British pickers' lack of training and experience is another concern. Soft fruit crops can easily be ruined by inexperienced hands.
“The supervisors and trainers are all Eastern European and most are not here,” explains Chris Rose. “Though the work is deemed ‘unskilled’ there is skill involved in picking fruit quickly to the correct standard, and thoroughly.”
With coronavirus threatening food security around the world, there is a national effort to save UK harvests. International charity Concordia, based in Brighton, was founded during World War Two to recruit volunteer labour and finds jobs on UK farms for overseas workers. This year it planned to bring in around 10,000 workers – half from the EU and the rest from Russia, Moldova, Ukraine, Belarus, Georgia and Barbados. But all of the non-EU countries are closed
Instead, Concordia has joined HOPS and Fruitful – two more leading ethical labour providers – to launch an initiative called Feed The Nation. The scheme allocates temporary farm work placements across the UK. By the end of March, it had received 14,000 inquiries from applicants including former service personnel, retirees and horse racing staff, with half of all applications from people who had lost their livelihoods to the pandemic.

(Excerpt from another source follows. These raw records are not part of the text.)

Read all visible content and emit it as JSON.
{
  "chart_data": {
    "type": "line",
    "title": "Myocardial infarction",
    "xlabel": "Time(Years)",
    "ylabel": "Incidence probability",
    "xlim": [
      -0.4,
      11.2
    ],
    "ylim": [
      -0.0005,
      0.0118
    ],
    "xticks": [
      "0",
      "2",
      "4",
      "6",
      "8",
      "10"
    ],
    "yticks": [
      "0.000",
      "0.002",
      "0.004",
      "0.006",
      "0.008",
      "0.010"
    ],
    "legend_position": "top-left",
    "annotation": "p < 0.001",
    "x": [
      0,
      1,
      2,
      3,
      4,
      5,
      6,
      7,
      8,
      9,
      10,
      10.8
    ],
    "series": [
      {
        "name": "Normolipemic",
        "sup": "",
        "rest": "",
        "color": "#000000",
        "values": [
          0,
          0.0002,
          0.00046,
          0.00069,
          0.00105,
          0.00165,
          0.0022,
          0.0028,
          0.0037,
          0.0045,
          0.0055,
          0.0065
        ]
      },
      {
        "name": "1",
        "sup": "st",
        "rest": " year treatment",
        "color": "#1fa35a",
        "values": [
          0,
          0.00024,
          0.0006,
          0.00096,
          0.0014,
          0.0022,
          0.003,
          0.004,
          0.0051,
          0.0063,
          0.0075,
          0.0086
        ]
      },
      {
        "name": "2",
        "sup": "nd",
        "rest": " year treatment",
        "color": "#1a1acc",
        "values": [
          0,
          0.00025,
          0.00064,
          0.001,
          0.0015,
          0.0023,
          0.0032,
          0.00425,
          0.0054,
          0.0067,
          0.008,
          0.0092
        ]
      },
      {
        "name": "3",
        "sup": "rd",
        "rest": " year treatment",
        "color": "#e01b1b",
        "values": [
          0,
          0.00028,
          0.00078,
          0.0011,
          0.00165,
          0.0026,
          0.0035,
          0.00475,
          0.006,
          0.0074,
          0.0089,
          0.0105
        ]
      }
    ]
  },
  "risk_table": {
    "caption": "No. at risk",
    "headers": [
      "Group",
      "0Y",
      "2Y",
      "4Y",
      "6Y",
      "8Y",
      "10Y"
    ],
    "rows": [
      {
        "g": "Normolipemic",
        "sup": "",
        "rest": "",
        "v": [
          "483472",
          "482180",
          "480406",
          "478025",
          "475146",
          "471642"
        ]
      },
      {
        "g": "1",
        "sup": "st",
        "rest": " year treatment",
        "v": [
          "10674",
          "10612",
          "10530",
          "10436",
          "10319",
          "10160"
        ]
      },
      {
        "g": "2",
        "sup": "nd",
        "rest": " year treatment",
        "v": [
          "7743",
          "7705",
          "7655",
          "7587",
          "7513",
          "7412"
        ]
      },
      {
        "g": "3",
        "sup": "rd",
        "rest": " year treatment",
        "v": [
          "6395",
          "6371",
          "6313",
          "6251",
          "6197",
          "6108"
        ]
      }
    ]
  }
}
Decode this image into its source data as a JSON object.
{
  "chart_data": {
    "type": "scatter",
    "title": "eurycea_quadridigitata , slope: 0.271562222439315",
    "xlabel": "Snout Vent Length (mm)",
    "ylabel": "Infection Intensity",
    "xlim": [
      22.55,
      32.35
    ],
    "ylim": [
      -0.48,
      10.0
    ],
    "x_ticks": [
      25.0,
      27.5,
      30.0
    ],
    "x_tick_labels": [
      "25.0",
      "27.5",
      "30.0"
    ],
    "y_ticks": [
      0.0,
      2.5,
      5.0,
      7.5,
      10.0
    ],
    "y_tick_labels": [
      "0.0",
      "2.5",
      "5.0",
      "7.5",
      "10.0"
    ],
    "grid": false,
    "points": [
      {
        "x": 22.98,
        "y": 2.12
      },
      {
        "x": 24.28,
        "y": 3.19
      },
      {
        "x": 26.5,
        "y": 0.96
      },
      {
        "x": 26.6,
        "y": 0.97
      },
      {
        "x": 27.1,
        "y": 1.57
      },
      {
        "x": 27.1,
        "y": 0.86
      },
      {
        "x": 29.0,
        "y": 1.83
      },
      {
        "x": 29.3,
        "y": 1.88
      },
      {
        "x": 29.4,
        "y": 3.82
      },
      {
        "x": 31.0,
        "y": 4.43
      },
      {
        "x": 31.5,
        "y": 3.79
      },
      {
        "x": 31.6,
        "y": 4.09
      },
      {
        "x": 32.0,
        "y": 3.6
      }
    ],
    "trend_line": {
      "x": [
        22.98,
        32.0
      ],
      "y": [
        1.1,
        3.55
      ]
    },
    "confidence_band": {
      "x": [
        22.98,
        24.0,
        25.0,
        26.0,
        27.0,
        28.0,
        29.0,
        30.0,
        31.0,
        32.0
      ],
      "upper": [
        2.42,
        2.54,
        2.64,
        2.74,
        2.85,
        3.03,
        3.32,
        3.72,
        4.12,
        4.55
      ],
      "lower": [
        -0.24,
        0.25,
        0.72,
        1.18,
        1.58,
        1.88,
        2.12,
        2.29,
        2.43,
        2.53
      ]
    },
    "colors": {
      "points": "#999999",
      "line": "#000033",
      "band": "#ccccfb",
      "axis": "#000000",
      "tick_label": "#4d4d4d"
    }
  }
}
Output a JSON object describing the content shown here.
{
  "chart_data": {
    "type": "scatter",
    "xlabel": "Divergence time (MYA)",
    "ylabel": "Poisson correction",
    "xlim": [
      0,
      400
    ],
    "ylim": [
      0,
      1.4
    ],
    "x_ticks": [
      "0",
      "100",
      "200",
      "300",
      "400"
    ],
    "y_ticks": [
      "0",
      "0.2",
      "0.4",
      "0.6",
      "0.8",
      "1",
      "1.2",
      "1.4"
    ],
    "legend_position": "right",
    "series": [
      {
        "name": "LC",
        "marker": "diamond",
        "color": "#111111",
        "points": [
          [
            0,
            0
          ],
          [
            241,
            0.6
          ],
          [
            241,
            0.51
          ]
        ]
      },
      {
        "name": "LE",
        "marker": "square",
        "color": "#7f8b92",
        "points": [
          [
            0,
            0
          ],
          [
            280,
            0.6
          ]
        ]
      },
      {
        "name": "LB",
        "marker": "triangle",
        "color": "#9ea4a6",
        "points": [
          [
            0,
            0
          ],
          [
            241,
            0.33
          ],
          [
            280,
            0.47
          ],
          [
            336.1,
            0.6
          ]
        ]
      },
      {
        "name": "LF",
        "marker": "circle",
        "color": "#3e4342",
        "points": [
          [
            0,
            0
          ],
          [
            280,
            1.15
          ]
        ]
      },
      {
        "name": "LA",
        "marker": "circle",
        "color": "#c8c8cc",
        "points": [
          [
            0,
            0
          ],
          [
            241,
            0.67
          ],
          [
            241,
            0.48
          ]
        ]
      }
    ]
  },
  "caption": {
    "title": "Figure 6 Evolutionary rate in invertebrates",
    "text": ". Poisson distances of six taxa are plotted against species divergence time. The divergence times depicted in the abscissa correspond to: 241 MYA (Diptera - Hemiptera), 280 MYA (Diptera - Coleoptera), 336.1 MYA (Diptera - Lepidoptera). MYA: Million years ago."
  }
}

Meanwhile British Summer Fruits and British Apples and Pears, national organisations representing growers, have set up an interactive map on their websites showing jobs available.
But the farm labour crisis is not confined to the UK. Time is also running out for our European neighbours before fruit and vegetables rot. France is struggling to find the 200,000 workers it needs for its picking season. Germany’s harvest is also under threat from travel bans, with the country's agriculture association BOGK warning: “What is not harvested cannot be processed...supplies for the population would no longer be secure from summer 2020.”
Jeopardised by recent political decisions, British food production has suddenly become vital as the country struggles to deal with an unprecedented outbreak.
“Hopefully we can help everybody out, harvest the crops and give everyone lots of jobs,” says Sean Figgis. “Our work must go on because we need to feed the country.”